My neighbourhood has none of the yuppie ambition or sleek lines of Yonge & Eglinton. Gentrification has largely passed it over, thanks in no small part to a mix of public housing and heritage protection. In my neighbourhood you’re as likely to run into a busker with three teeth and a sailor’s mouth as you are a bright young thing from condoland. There isn’t the variety of chic boutiques Yonge and Eg has sprouted, but the hustlers and collectors at the antique market will sell you anything from Roman coins to Tinkertoy for the right price. My hood lacks the pretense that dogs much of Toronto, and the epicentre of that authenticity is its eponym: St. Lawrence Market.

Still Life with Pork Chop

The Market holds a special place in my heart, grown over four years of living next door. My wife and I took most of our wedding photos inside, she in her immaculate white wedding gown trailing across the scruffy concrete, me in my tux. Our favourite photo features us posing in front of rows of pork chops at one of the butchers.

There’s nothing elegant about the Market. It resembles nothing so much as a cross between an overgrown barn and a collection of roadside stalls. Any ambience is a byproduct of the chaotic jumble of boxes and people crammed into a city block, hitting a fever pitch Saturdays when Toronto descends en masse.

Duelling green grocers try to establish whether you’re inadvertently trying to pay for the other guy’s zucchini. Boxes of spices overflow in the basement bulk shop, surely Toronto’s cheapest aromatherapy. A butcher rings a cowbell seemingly at random. Is it to celebrate a significant sale? Does it mark the hour? Is it just random boredom? Who knows?

The Stories that Make a Place

I’ve discovered the Market’s idiosyncrasies and details, both cryptic and trivial, over the years, like the name of the flower guy I buy a rose from each week for my wife. I know where the prison used to be when the Market was Toronto’s town hall, shackles hanging from the wall. I’ve learned that if you wait till 3:00 on a Saturday, you can find fish that’s been marked down at least once, and maybe twice. I know that the German-sounding deli is actually run by a Greek family. (“Odysseus” is the best name ever for a cheese-monger. It makes me think of some intrepid soul embarking on a ten-year journey to bring back the finest Camembert from around the globe)

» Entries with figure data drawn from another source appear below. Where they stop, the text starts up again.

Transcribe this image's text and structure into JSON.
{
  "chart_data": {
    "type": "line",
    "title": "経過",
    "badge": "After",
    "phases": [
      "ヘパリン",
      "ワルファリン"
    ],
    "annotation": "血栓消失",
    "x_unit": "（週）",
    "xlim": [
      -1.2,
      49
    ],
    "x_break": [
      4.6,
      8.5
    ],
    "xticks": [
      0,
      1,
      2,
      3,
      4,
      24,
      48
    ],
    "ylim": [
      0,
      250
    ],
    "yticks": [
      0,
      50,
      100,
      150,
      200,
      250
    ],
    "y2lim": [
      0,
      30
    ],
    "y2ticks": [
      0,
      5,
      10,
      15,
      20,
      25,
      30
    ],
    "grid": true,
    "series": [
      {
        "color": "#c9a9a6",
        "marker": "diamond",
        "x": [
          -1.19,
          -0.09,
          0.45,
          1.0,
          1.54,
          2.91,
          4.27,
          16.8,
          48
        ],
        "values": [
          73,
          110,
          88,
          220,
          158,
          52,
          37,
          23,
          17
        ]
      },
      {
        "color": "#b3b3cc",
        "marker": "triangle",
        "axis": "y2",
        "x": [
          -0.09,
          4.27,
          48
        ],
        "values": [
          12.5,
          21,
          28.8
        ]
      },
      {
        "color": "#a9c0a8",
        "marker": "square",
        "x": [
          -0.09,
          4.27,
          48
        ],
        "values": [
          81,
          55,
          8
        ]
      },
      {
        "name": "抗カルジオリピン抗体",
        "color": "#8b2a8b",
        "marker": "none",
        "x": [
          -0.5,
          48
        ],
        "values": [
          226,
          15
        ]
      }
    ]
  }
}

Farther afield is the lunch place I visit each Saturday, where the owner knows my order before I even set foot inside (chicken salad with an extra falafel), and the barber who regales me with the latest on which businesses are moving in or out.

That’s what makes a place a neighbourhood: people and their stories. A neighbourhood needs context and history, roots and randomness, knit together by people you want to get to know. It never ceases to amaze me that in a city as big and cool-to-the-touch as Toronto, there are still places like that. That’s  why when I think of what I’ll be doing when I’m 65 (if I’m still around, healthy and financially solvent) the thought of just being a part of the place appeals to me: sampling the cheese at Scheffler’s, listening to the guitar player compete with the Dixieland combo for change, recognizing toys from my childhood at the antique market, helping out here and there if people need a hand. The thought of becoming part of the neighbourhood by becoming one its stories makes me happy.

Maybe I should visit Yonge & Eglinton to see if the mayor’s still around. Maybe I can tease his story out of him, and find out if I was right. It’s probably better if I just leave his story in my imagination intact, because if I’m right and he was (or still is) the Mayor of Yonge & Eglinton, I feel like there’s a precedent, and maybe I can become the Mayor of the Market.